Skip to main content
Confounds python library to mitigate effect of covariates and for [multi-site] data harmonization
Pradeep Reddy Raamana, Future Contributors
Presenting author:
Pradeep Reddy Raamana
With the advent of large multi-site datasets, there is an active focus on methods to handle confounds and covariates in neuroimaging analyses. Several methods and comparative studies have been published recently e.g. for multi-site data harmonization to mitigate the effect of pooling data across different sites, as well as the other routine regressing out the effects of age and gender. However, the corresponding implementations have been sparse and/or fragmented, and most often not properly tested and validated. Moreover, there are many open questions in this context of “deconfounding e.g. lack of consensus on 1) what really constitutes a confound?, 2) when should we try to deconfound it? and 3) how do we properly assess their impact? etc. These open questions urge the need for a common, open and tested library that the community can rely on.
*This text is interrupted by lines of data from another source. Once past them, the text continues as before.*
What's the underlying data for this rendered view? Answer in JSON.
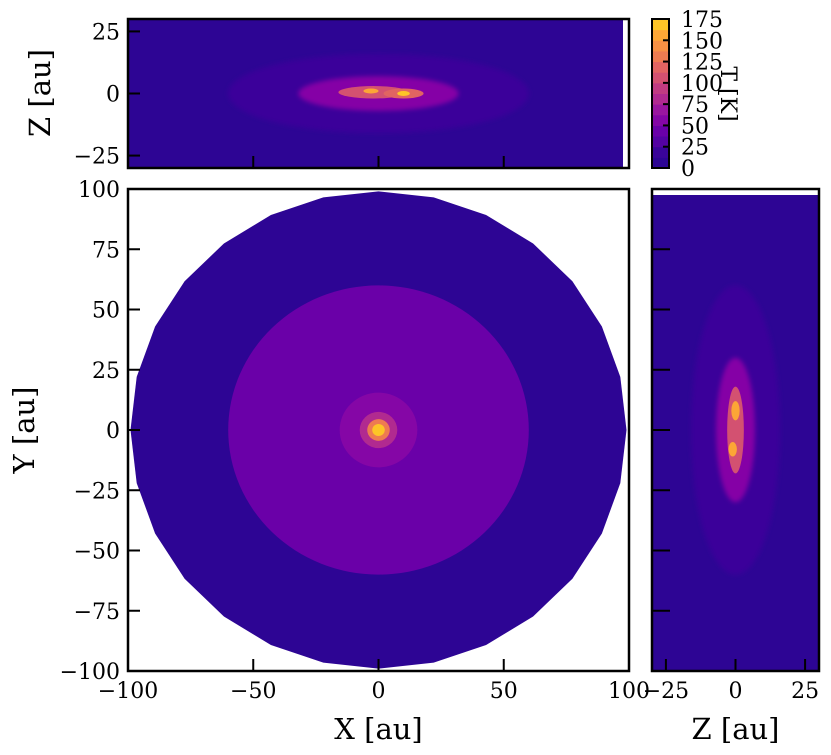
{
  "chart_data": {
    "type": "heatmap",
    "description_units": "au",
    "colorbar": {
      "label": "T [K]",
      "ticks": [
        0,
        25,
        50,
        75,
        100,
        125,
        150,
        175
      ],
      "range": [
        0,
        175
      ],
      "levels": [
        0,
        12.5,
        25,
        37.5,
        50,
        62.5,
        75,
        87.5,
        100,
        112.5,
        125,
        137.5,
        150,
        162.5,
        175
      ],
      "colors": [
        "#2d0594",
        "#3a049a",
        "#5402a3",
        "#6a00a8",
        "#8506a6",
        "#9a169f",
        "#b12a90",
        "#c13b82",
        "#d35171",
        "#e16462",
        "#ee7b51",
        "#f79044",
        "#fca636",
        "#fdc527",
        "#f0f921"
      ]
    },
    "panels": [
      {
        "id": "xy",
        "xlabel": "X [au]",
        "ylabel": "Y [au]",
        "xlim": [
          -100,
          100
        ],
        "ylim": [
          -100,
          100
        ],
        "xticks": [
          -100,
          -50,
          0,
          50,
          100
        ],
        "yticks": [
          -100,
          -75,
          -50,
          -25,
          0,
          25,
          50,
          75,
          100
        ],
        "rings": [
          {
            "radius": 99,
            "temperature": 5
          },
          {
            "radius": 60,
            "temperature": 40
          },
          {
            "radius": 15.5,
            "temperature": 60
          },
          {
            "radius": 7.5,
            "temperature": 80
          },
          {
            "radius": 4.5,
            "temperature": 130
          },
          {
            "radius": 2.5,
            "temperature": 170
          }
        ]
      },
      {
        "id": "xz",
        "ylabel": "Z [au]",
        "xlim": [
          -100,
          100
        ],
        "ylim": [
          -30,
          30
        ],
        "yticks": [
          -25,
          0,
          25
        ],
        "xticks": [
          -50,
          0,
          50
        ],
        "background_temperature": 5,
        "features": [
          {
            "center": [
              0,
              0
            ],
            "half_width": [
              60,
              16
            ],
            "temperature": 20
          },
          {
            "center": [
              0,
              0
            ],
            "half_width": [
              32,
              7
            ],
            "temperature": 55
          },
          {
            "center": [
              -2,
              0.5
            ],
            "half_width": [
              14,
              2.5
            ],
            "temperature": 110
          },
          {
            "center": [
              10,
              0
            ],
            "half_width": [
              8,
              2
            ],
            "temperature": 120
          },
          {
            "center": [
              -3,
              1
            ],
            "half_width": [
              3,
              1
            ],
            "temperature": 160
          },
          {
            "center": [
              10,
              0
            ],
            "half_width": [
              2.5,
              1
            ],
            "temperature": 170
          }
        ]
      },
      {
        "id": "zy",
        "xlabel": "Z [au]",
        "xlim": [
          -30,
          30
        ],
        "ylim": [
          -100,
          100
        ],
        "xticks": [
          -25,
          0,
          25
        ],
        "yticks": [
          -75,
          -50,
          -25,
          0,
          25,
          50,
          75
        ],
        "background_temperature": 5,
        "features": [
          {
            "center": [
              0,
              0
            ],
            "half_width": [
              16,
              60
            ],
            "temperature": 20
          },
          {
            "center": [
              0,
              0
            ],
            "half_width": [
              7,
              30
            ],
            "temperature": 55
          },
          {
            "center": [
              0,
              0
            ],
            "half_width": [
              3,
              18
            ],
            "temperature": 110
          },
          {
            "center": [
              0,
              8
            ],
            "half_width": [
              1.5,
              4
            ],
            "temperature": 160
          },
          {
            "center": [
              -1,
              -8
            ],
            "half_width": [
              1.5,
              3
            ],
            "temperature": 160
          }
        ]
      }
    ]
  }
}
Some functions of this library could be 1) offering reference implementations for key methods, 2) enabling the community to test and validate these implementations independently for their own use-cases, 3) utilities to help researchers visualize and establish the presence of confounds (e.g. quantifying confound-to-target relationships), 4) methods to analyze the effect of the deconfounding methods in the processed data (e.g. ability to check if they worked at all, or if they introduced new or unwanted biases etc).

Towards these goals, an open source python library called confounds is designed in a way to enable users to use it correctly in the context of machine learning and predictive analysis applications, e.g. in maintaining a strict separation between training and "test"/reporting sets. It is available at GitHub.com/raamana/confounds. It currently offers scikit-learn semi-compatible estimator classes to linearly regress out covariates (the most common deconfounding method to mitigate the effect of age and gender).